Administrator - Rabu,15 Mei 2019 - 11:45:35 wib
Diumumkan Melalui Facebook, 185 Siswa SMAN 2 Bangko Lulus UN
Siswa SMA merayakan kelulusan UN dan UAS. F Amran

ROHIL : Senin, 13 Mei 2019, seluruh sekolah SMA/SMK negeri dan swasta di Rokan Hilir (Rohil) mengumumkan hasil Ujian Nasional (UN) dan Ujian Akhir Sekolah (UAS). Begitu juga dengan sekolah SMA/SMK negeri dan swasta yang ada di Kecamatan Bangko, Kota Bagansiapiapi, Rohil.

Berbeda dengan tahun sebelumnya, perayaan kelulusan usai diumumkan hasil UN dan UAS,  tidak tampak adanya konvoi panjang kendaraan roda dua siswa dan siswi yang lulus UN dan UAS. Meski demikian, ada juga gerombolan kecil siswa yang berkonvoi, serta saling mencoret dan menandatangani baju seragam.

Di SMA Negeri 02 Kecamatan Bangko, pengumuman UN dan UAS dilakukan melalui media sosial (medsos). Siswa yang rata-rata kini memiliki handphone android langsung dapat mengumumkan usai sekolah mengumumkan siapa saja yang lulus dapat di lihat di Facebook.
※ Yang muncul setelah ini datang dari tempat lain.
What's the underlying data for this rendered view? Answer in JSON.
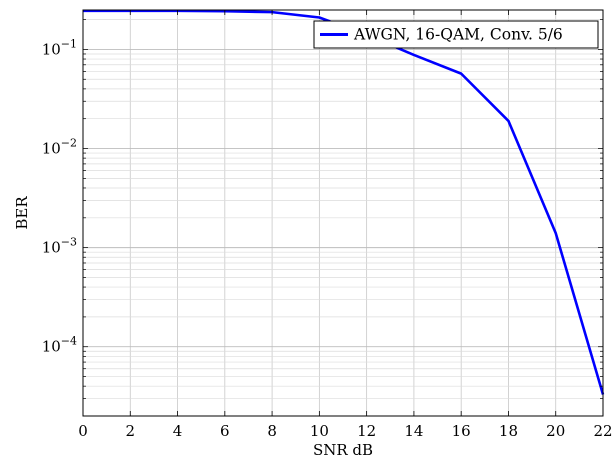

"Kita mengumumkan kelulusan siswa melalui Facebook sekolah. Tujuan mengumumkan melalui Facebook guna mengantisipasi konvoi siswa, dan hal-hal yang tidak diinginkan," kata Kepala Sekolah SMA Negeri 02 Bangko, Haryati Tatoe SPd, kepada radarriaunet.com.

Di SMA Negeri 02 Bangko, sebut Haryati, peserta UN dan UAS berjumlah 185 siswa. Terdiri dari 88 siswa jurusan Ilmu Pengetahuan Alam (IPA), dan 97 siswa jurusan Ilmu Pengetahuan Sosial (IPS). Keseluruhan siswa peserta ujian, sebut Haryati, mengikuti UN berbasis komputer atau UNBK. "Alhamdulillah semua siswa SMA Negeri 02 Bangko lulus semua," ujar Haryati.

Pasca pengumuman kelulusan, kata Haryati, sekolah akan mengeluarkan surat keterangan lulus, yang dapat dipergunakan buat melamar pekerjaan dan atau melanjutkan pendidikan. Bagi siswa yang mampu, kata Haryati, disarankan melanjutkan pendidikan, dan atau sambil bekerja.

"Harapan kita kepada siswa yang mampu dapat melanjutkan pendidikan ke jenjang yang lebih tinggi, sambil bekerja. Kepada yang tidak melanjutkan diharapkan dapat mencari pekerjaan, dan sedapatnya tidak menjadi pengangguran," jelas Haryati.